来月1日に開局55年を迎えるテレビ朝日が、年間平均視聴率3冠王奪取へ向けて、ビートたけし(67)を午後11時台に起用する。89年の番組開始以来、月曜午後9時開始だった討論バラエティー「ビートたけしのTVタックル」を、4月から月曜午後11時15分開始に移動。昨年、全日タイムで日本テレビに0・2ポイント及ばずに逃した3冠王への切り札に指名した。

 3冠王奪取へのキーマンは、ビートたけしだった。テレビ朝日は昨年、関東地区のゴールデンタイム(午後7~10時)で12・1%、プライムタイム(午後7時~11時)で12・3%と首位だったが、全日タイム(午前6時~深夜0時)では7・8%と、日本テレビに0・2ポイント差をつけられ3冠王を逃した(ビデオリサーチ調べ)。

 テレ朝では全日タイム強化へ4月改編では番組を大幅リニューアルする。ゴールデンやプライムの時間帯と重ならない、午後11時台の全日タイム強化が今回の強化ポイントだ。現在、平日午後11時15分からは「中居正広のミになる図書館」「マツコ&有吉の怒り新党」「アメトーーク!」などが放送されているが、月曜に「ビートたけしのTVタックル」を持ってきてパワーアップする。

 「TVタックル」は89年7月3日スタート。今年7月には26年目に突入する。時事問題をテーマにした著名人によるトークバトルを確立。一昨年亡くなった政治評論家三宅久之氏(享年82)や、田嶋陽子元参議院議員(72)ら人気者を輩出した。

 午後9時から同11時台になることで「福島第1原発の“本当”の現状」「クールJAPANってホントに海外でクールなの」「最新クローン技術でどこまで複製可能」「日本にヒットマンなんて本当にいるのか」など、より過激なテーマが放送候補に挙がっている。

 たけしは「何たってオイラの最長寿番組。自分の顔。これまで政治の話題が多くて、硬直した政局だとバトルがはじけづらかった。これからはニュースを軸にスポーツや社会問題、雑誌の特集記事のような広い視点で番組を作っていきたい。新しい時代の顔となるような論客を世に送り出して、人騒がせな番組作りで大いにヒンシュクを買いたい」と意気込んでいる。

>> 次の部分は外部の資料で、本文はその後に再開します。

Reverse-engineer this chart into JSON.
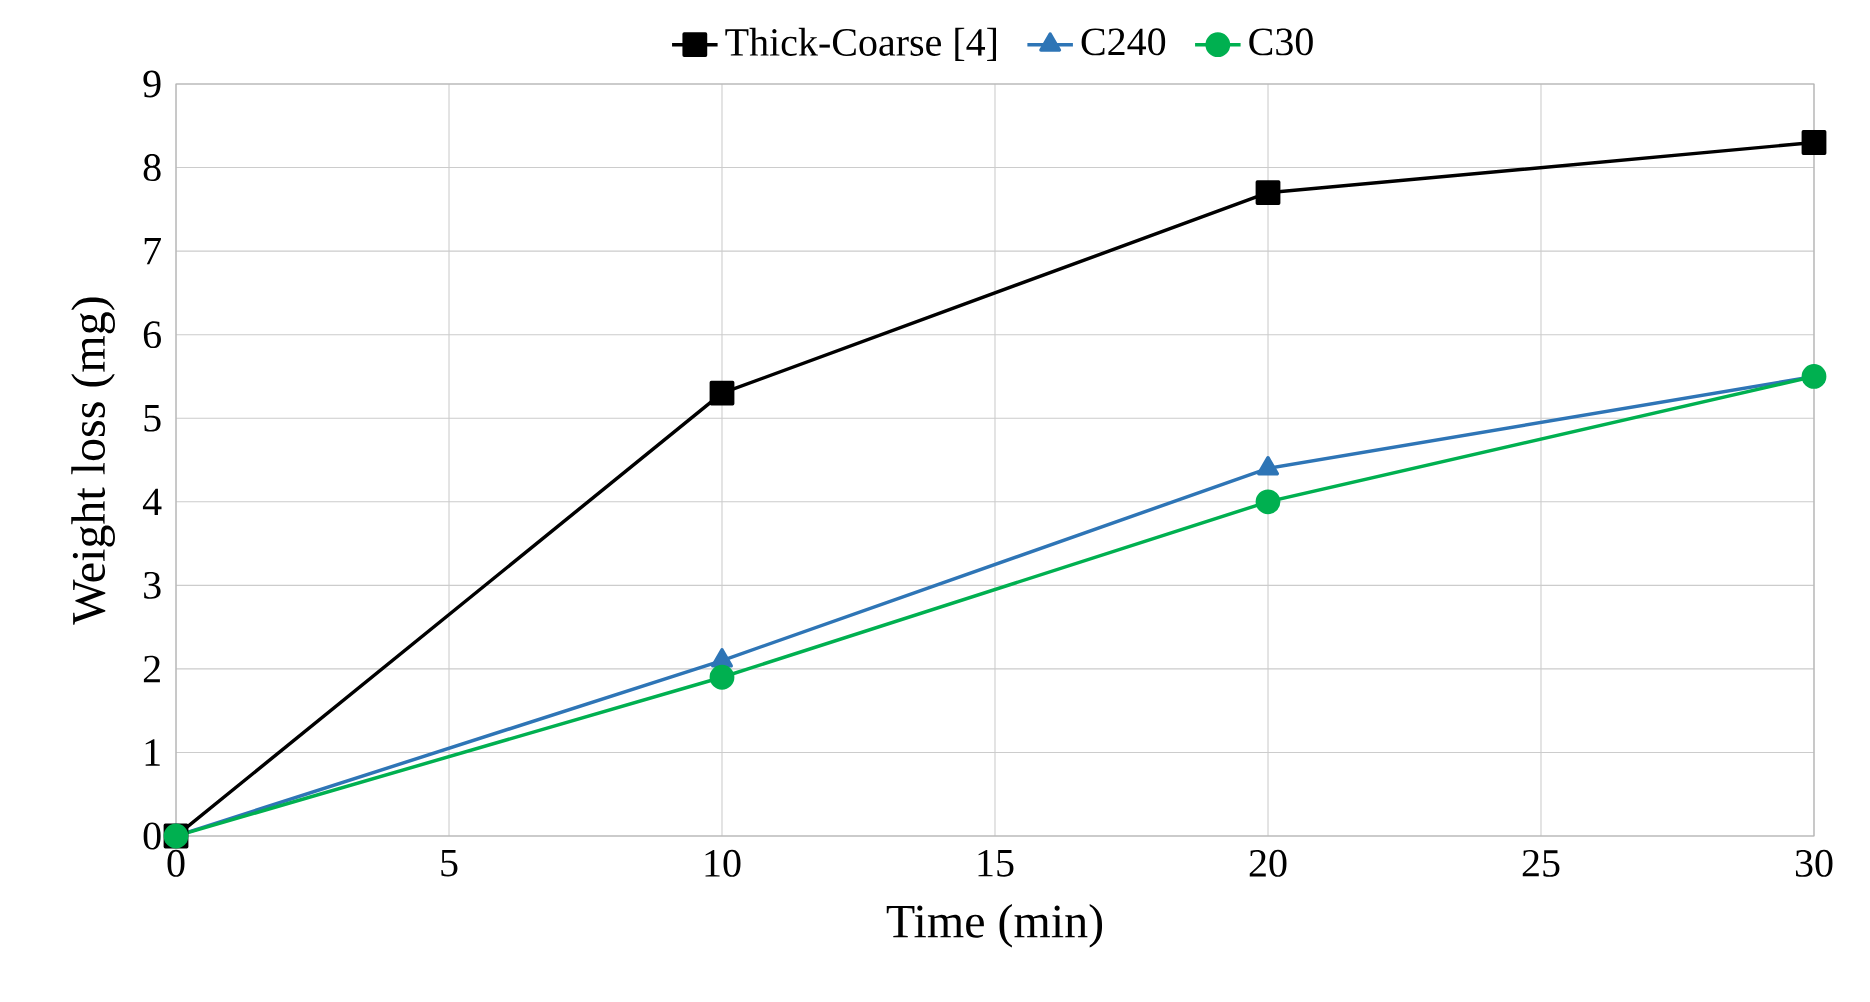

 テレ朝では4月改編で、平日午前11時25分から放送されている「ワイド!スクランブル」を午前10時半開始に早め、前高知県知事橋本大二郎氏(67)を24年ぶりにキャスター復帰させる。平日午後1時台だった「徹子の部屋」と「上沼恵美子のおしゃべりクッキング」を午後0時台へ早めることなどを決めている。